Apr 14, 2021

Med School Orientation Stressful for Some Diverse Students: U of T Study

Admissions, MD Program, MD/PhD Program, Mississauga Academy of Medicine, Office of Health Professions Student Affairs (OHPSA), Student resources

A new study led by the University of Toronto and University Health Network reveals that medical school orientation can be a source of lasting tension and uncertainty for students, particularly those of diverse backgrounds.

Students entering medical school are quickly introduced to many of the social and professional aspects of the medical profession. Orientation is meant to be an informative period that welcomes students and sets the stage for a positive medical school experience.

Unfortunately, if inclusion is not a priority in its design, orientation can cause students stress and uncertainty as they begin to develop their professional identity.

Asia Van Buren and Wid Yaseen

To understand the source of this stress and uncertainty, fourth-year medical students Asia Van Buren and Wid Yaseen explored student experiences during medical school orientation. Van Buren and Wid Yaseen were mentored by Marcus Law, director of foundations for the MD Program at the Temerty Faculty of Medicine.

The research team interviewed 16 students from five Canadian medical schools. From these interviews, several issues emerged that were related to students' personal identities and feelings toward their medical school orientation.

Students described being indirectly introduced to the identity of the dominant medical professional (e.g., white, heterosexual, high socioeconomic status and a science-based education background). Students felt tensions when they were introduced to this identity, particularly if it differed from their own. These tensions were especially distressing and long-lasting for students from underrepresented groups.

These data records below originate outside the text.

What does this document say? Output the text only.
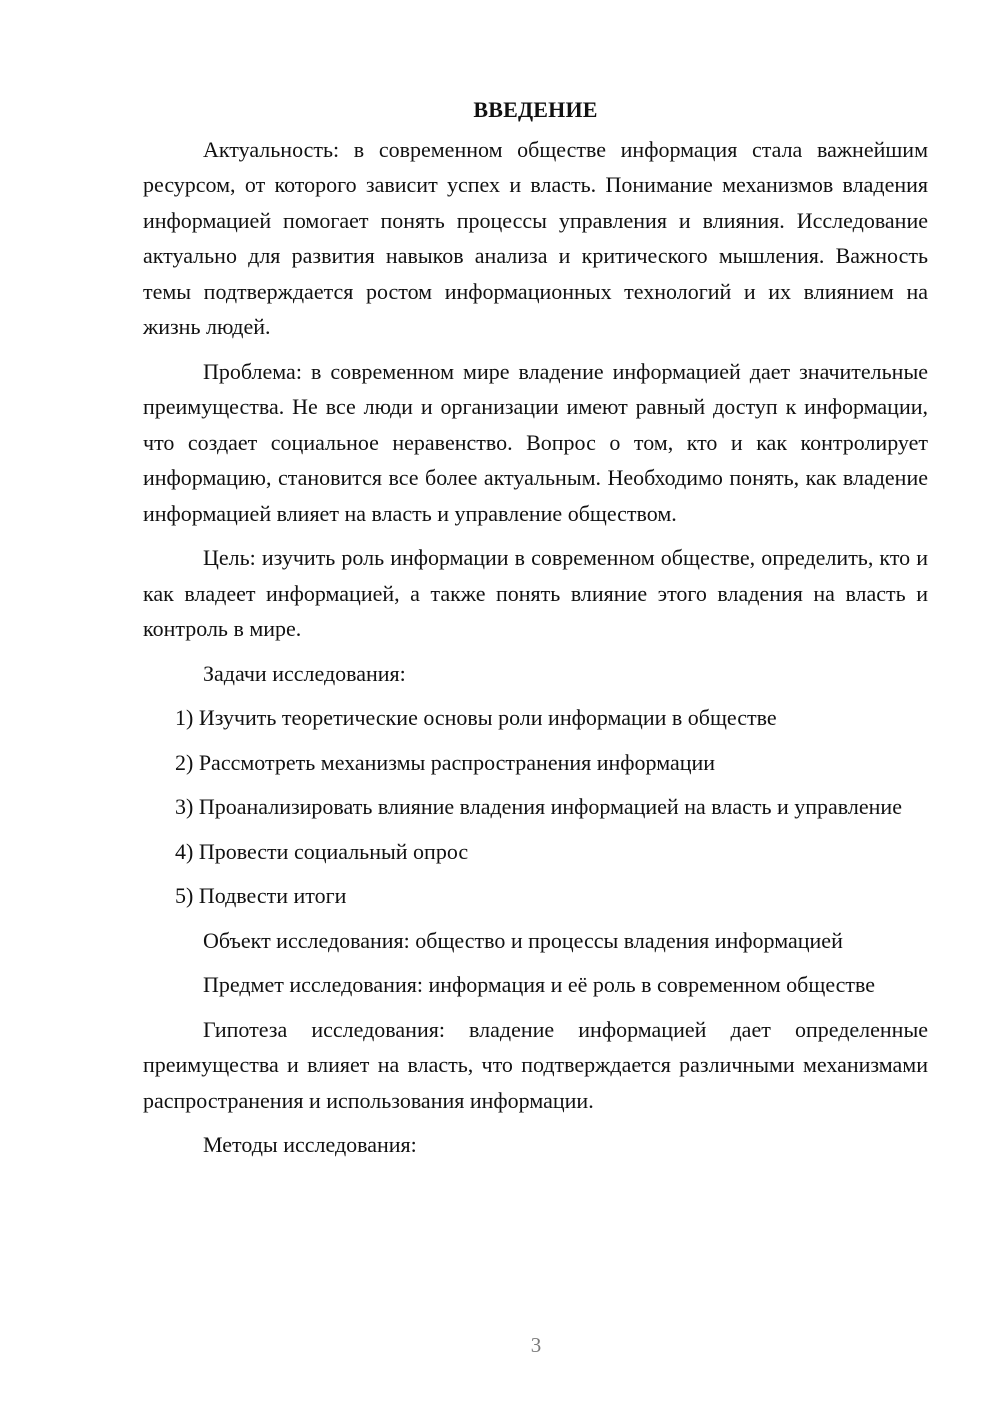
ВВЕДЕНИЕ

Актуальность: в современном обществе информация стала важнейшим ресурсом, от которого зависит успех и власть. Понимание механизмов владения информацией помогает понять процессы управления и влияния. Исследование актуально для развития навыков анализа и критического мышления. Важность темы подтверждается ростом информационных технологий и их влиянием на жизнь людей.

Проблема: в современном мире владение информацией дает значительные преимущества. Не все люди и организации имеют равный доступ к информации, что создает социальное неравенство. Вопрос о том, кто и как контролирует информацию, становится все более актуальным. Необходимо понять, как владение информацией влияет на власть и управление обществом.

Цель: изучить роль информации в современном обществе, определить, кто и как владеет информацией, а также понять влияние этого владения на власть и контроль в мире.

Задачи исследования:

1) Изучить теоретические основы роли информации в обществе

2) Рассмотреть механизмы распространения информации

3) Проанализировать влияние владения информацией на власть и управление

4) Провести социальный опрос

5) Подвести итоги

Объект исследования: общество и процессы владения информацией

Предмет исследования: информация и её роль в современном обществе

Гипотеза исследования: владение информацией дает определенные преимущества и влияет на власть, что подтверждается различными механизмами распространения и использования информации.

Методы исследования:

3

"Students from underrepresented groups were welcomed into medical school, but once they arrived, they felt pressures to hide their unique qualities and backgrounds in order to match what they thought a doctor looks like," says Law, who is also a professor of family and community medicine at Temerty Medicine and an education investigator at The Institute for Education Research at UHN.

Students also described sensing a gap between their school's investment in diversity and the way that it approached inclusion. Some students felt that their faculty voiced the importance of including students of all backgrounds, but their words were not backed by actions.

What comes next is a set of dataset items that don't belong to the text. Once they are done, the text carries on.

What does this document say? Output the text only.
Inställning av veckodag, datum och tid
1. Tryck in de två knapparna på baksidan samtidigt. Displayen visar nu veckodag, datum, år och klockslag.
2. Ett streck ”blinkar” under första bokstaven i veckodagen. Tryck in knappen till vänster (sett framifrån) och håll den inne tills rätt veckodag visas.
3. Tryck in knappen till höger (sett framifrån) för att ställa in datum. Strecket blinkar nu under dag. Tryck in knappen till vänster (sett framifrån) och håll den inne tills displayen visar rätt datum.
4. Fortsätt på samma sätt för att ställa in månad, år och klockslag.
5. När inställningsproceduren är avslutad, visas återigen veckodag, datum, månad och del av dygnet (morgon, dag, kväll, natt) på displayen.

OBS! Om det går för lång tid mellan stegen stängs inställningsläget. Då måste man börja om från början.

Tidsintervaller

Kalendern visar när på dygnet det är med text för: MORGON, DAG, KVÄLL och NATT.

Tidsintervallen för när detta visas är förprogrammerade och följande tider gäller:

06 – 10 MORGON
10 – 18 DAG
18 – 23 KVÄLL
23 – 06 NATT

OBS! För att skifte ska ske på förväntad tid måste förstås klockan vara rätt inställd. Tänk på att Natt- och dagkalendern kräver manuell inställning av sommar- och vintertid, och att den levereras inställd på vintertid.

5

The study indicates that medical schools can achieve diversity, but still fall short when it comes to ensuring that everyone feels like they belong.

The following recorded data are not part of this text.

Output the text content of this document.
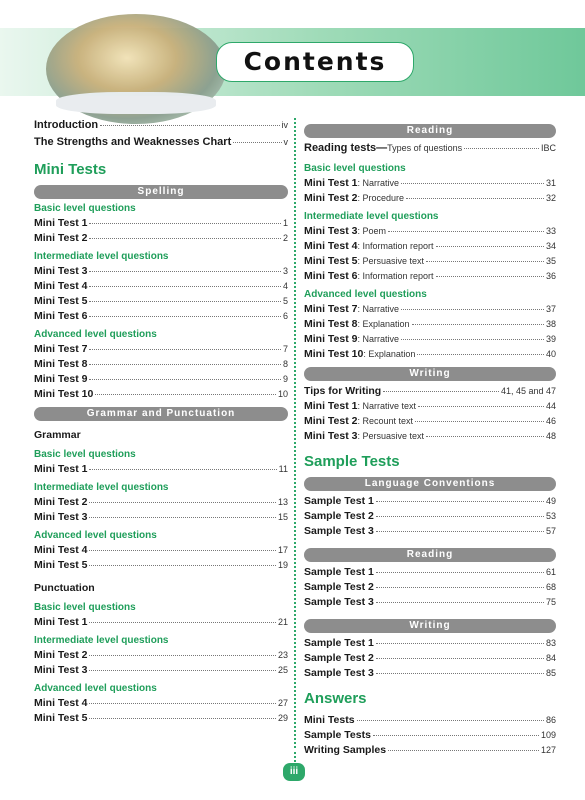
Contents
Introduction	iv
The Strengths and Weaknesses Chart	v
Mini Tests
Spelling
Basic level questions
Mini Test 1	1
Mini Test 2	2
Intermediate level questions
Mini Test 3	3
Mini Test 4	4
Mini Test 5	5
Mini Test 6	6
Advanced level questions
Mini Test 7	7
Mini Test 8	8
Mini Test 9	9
Mini Test 10	10
Grammar and Punctuation
Grammar
Basic level questions
Mini Test 1	11
Intermediate level questions
Mini Test 2	13
Mini Test 3	15
Advanced level questions
Mini Test 4	17
Mini Test 5	19
Punctuation
Basic level questions
Mini Test 1	21
Intermediate level questions
Mini Test 2	23
Mini Test 3	25
Advanced level questions
Mini Test 4	27
Mini Test 5	29
Reading
Reading tests— Types of questions	IBC
Basic level questions
Mini Test 1 : Narrative	31
Mini Test 2 : Procedure	32
Intermediate level questions
Mini Test 3 : Poem	33
Mini Test 4 : Information report	34
Mini Test 5 : Persuasive text	35
Mini Test 6 : Information report	36
Advanced level questions
Mini Test 7 : Narrative	37
Mini Test 8 : Explanation	38
Mini Test 9 : Narrative	39
Mini Test 10 : Explanation	40
Writing
Tips for Writing	41, 45 and 47
Mini Test 1 : Narrative text	44
Mini Test 2 : Recount text	46
Mini Test 3 : Persuasive text	48
Sample Tests
Language Conventions
Sample Test 1	49
Sample Test 2	53
Sample Test 3	57
Reading
Sample Test 1	61
Sample Test 2	68
Sample Test 3	75
Writing
Sample Test 1	83
Sample Test 2	84
Sample Test 3	85
Answers
Mini Tests	86
Sample Tests	109
Writing Samples	127
iii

"We encourage medical schools to take a second look at their orientation programs to ensure that they are inclusive of students with diverse backgrounds and experiences, particularly those from marginalized groups," says Law. "Increasing diversity is not enough.

"Schools need to safeguard inclusion from the moment that students walk through the doors."

This work was supported by The Institute for Education Research and the UHN Foundation.